Yeah, chevychase, the problem with your analysis is that you’re simultaneously imagining the price of everything changes (inflation or deflation) but also the price of assets remains static. And that’s just not true.

You didn't read the post dude. I didn't say assets remain static - I specifically addressed that point. But I'll add to my argument - most people are asset-poor.

@thisisnotaspoon

And you consider monitory policy that aims for 2% and accidentally hit 10% inflation is bad?

What's accidental about it? We've been printing money since the 2008 financial crash. The net result of that policy was always going to be massive inflation - and an erosion in the value of all the wealth you've ever earned. A significant erosion. (On top of a decline in living standards in Blighty for the last 15 years that's a kick in the nuts).

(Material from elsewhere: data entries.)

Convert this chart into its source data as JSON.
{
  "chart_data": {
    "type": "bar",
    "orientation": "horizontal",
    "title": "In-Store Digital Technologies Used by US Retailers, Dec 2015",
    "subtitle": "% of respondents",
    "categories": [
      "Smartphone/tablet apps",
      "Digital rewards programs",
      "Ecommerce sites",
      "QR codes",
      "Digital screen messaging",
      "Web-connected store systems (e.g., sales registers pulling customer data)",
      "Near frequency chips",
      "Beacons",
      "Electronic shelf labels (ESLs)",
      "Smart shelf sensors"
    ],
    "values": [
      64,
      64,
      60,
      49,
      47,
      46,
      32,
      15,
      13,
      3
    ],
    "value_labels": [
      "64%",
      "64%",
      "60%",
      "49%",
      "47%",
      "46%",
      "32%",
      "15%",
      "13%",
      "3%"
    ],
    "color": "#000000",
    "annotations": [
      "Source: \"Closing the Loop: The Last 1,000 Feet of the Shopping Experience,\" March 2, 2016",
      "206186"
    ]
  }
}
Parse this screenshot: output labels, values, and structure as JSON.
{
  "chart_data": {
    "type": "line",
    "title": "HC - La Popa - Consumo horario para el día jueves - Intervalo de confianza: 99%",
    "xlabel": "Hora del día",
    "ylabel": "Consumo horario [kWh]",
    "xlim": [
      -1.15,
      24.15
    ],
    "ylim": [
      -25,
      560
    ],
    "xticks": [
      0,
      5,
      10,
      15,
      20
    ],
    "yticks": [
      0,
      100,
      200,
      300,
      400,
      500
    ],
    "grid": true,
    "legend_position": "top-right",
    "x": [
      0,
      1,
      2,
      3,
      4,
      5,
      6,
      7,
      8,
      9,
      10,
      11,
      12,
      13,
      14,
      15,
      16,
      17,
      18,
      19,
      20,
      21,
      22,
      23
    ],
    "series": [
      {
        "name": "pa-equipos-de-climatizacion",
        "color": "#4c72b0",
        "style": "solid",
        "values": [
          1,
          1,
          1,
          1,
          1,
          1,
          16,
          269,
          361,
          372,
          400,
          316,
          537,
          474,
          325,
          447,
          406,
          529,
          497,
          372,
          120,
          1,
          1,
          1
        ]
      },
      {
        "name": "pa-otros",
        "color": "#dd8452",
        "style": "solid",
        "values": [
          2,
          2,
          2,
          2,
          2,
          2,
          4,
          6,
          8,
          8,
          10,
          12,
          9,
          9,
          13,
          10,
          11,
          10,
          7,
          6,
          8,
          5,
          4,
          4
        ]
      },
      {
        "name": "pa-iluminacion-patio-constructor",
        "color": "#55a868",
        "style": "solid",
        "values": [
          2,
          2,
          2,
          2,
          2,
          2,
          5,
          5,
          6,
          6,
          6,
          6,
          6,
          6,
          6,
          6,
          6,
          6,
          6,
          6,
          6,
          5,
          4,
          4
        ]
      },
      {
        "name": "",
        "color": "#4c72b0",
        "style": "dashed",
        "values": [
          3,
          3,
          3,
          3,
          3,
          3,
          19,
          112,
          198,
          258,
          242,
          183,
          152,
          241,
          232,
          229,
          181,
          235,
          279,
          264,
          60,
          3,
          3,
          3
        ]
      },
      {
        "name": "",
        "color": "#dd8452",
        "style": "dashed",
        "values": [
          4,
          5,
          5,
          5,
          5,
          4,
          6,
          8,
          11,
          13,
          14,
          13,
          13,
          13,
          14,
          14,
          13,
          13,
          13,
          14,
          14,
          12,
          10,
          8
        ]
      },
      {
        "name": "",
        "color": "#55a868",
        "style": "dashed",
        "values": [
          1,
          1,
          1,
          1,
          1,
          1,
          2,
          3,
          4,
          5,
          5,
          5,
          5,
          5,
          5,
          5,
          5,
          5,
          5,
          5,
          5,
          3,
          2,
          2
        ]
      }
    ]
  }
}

Bitcoin was invented precisely because of a need to deny governments/central banks the ability to devalue our wealth - and therefore the value of all the hours of backbreaking work we've put in over our lifetimes - simply "because" - because history shows that they don't do it for the plebs, they do it to keep the wealthy in hookers and coke.

Without that ability then the economy would be subject to market forces rather than idiotic government policy. And I can take knowing things are massively more expensive because bad weather has hit crops rather than our governments decided to print money and hand it to the ultra-rich, massively expanding their wealth whilst the vast majority of people get poorer.

Let me ask you this - do you feel our economy is really delivering for you? NHS getting better, living standards on the up, more free time to spend with your family, as was the promise of our dominant economic ideology?